Nas - Time is Illmatic - July 2015
‘Time is Illmatic’, the documentary on Nas’ ‘Illmatic’ album, has been out since last year – marking the 20th anniversary of his classic first record. Everything happens later in Berlin though, so I just got the opportunity to see it.
First of all, the realization that Illmatic came out 20 years ago makes me feel OLD. Realizing Nas was only 18 when he recorded his verse on Main Source’s ‘Live at the Barbeque’ – just two years older than I was when Illmatic came out – makes me feel like I have been wasting a lot of time.

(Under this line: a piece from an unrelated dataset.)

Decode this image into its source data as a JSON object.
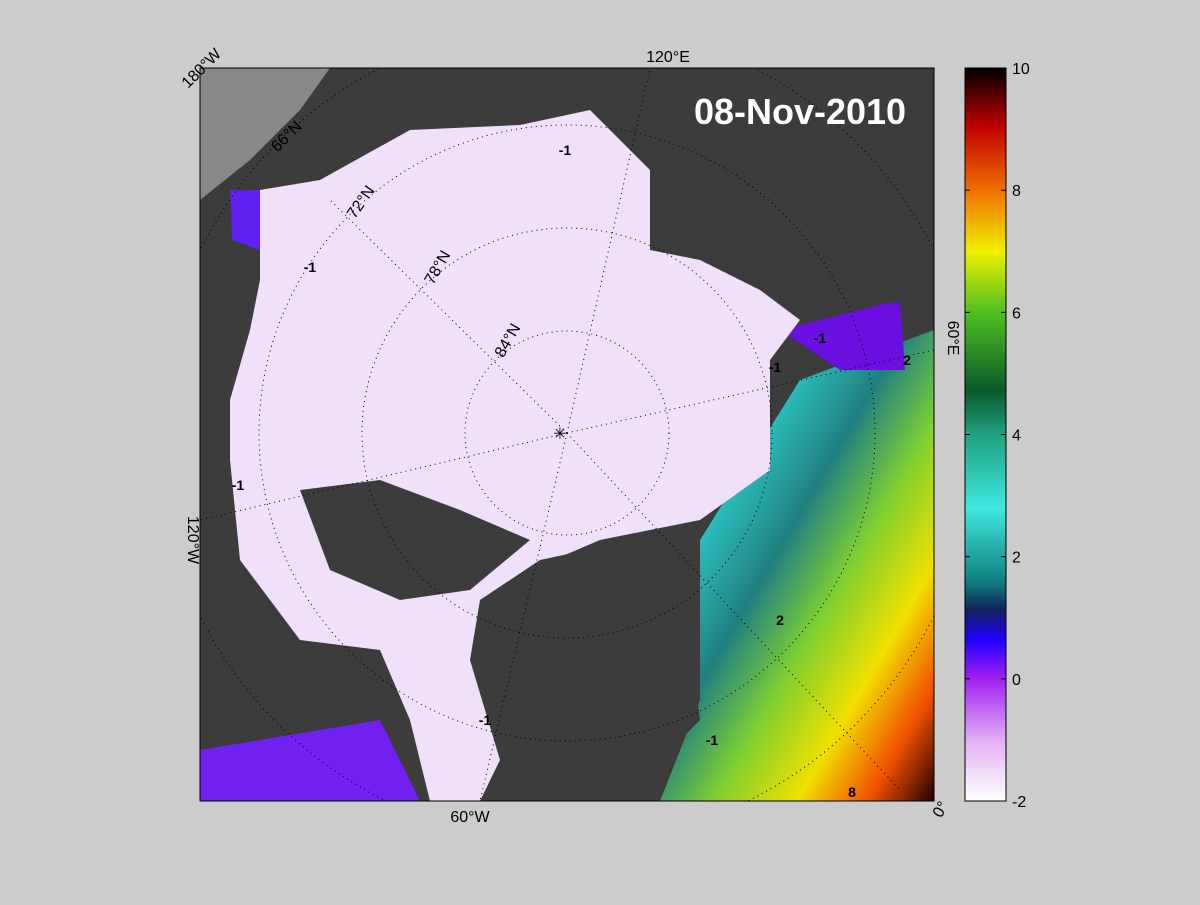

The documentary is quick to establish the impact Illmatic had on Hip Hop when it came out. In quick cameos Pharrell Williams, Busta Rhymes, Kendrick Lamar and J Cole explain how the album influenced them and the way they looked at their craft, and that’s fine. Too often movies like this fall into the trap of endless celebrity talking heads explaining what the subject means to THEM, instead of giving actual insight into the subjecte itself. The interviewees in this case are either close to the matter or used very sparsely.
The first half is mainly used to set up the background of Nas and his childhood in the Queensbridge neighborhood. Henry Louis Gates JR gives a poignant, enlightening rundown on how the late forties GI Bill lead to social housing projects, to a white flight from the inner cities and to the creation of a drug economy in predominantly black communities. While this provided an interesting background to the ‘real life’ stories of his father, brother and childhood friends, it didn’t weaken the impact of the bitter reality in New York’s poorest neighborhoods one bit.
Besides setting the social-economical environment, one of the most interesting parts is the Queens/Bronx rivalry. One of the best moments of the film is Nas rapping the chorus to both MC Shan & Marley Marl’s ‘The Bridge’ and Boogie Down Productions’ ‘South Bronx’. It’s also one of the only moments he seems to show any emotion about himself, his career and his legacy.
This might be the biggest problem with ‘Time is Illmatic’ – Nas is and stays a complete enigma. He goes through the motions of telling his story, but at no point you feel he is letting his guard down. Granted, growing up where he did, being emotionally open was probably not high on the list of priorities. His father states at one point that according to him, Nas to this day carries a sadness with him after his best friend Ill Will Graham was murdered. It’s hard to tell – it could be arrogance, it could be insecurity, it could be upbringing. Hell, it might be a combination of all. What I felt it might have been was the burden of being a guy that makes an album at barely 20 years old, that’s so layered, dark, intelligent and influential as ‘Illmatic’ was – how do you relate to people when you have a mind like that? He comes across as King Nasir Jones, looking down at the people around him, but knowing he’s not really a part of them. Which might exactly explain why he is the storyteller that he is – detached while being right in the middle. It’s a paradox that is unfortunately only explored a little bit here.
Regardless, ‘Time is Illmatic’ is a fascinating look at the creation of what without a doubt is one of the greatest and most influential Hip Hop albums - scratch that – ALBUMS ever made, even if it doesn’t bring any understanding of Nas as a person. On the other hand, what more do we need to know? All his feelings, fears and hopes are right there in those ten tracks on ‘Illmatic’.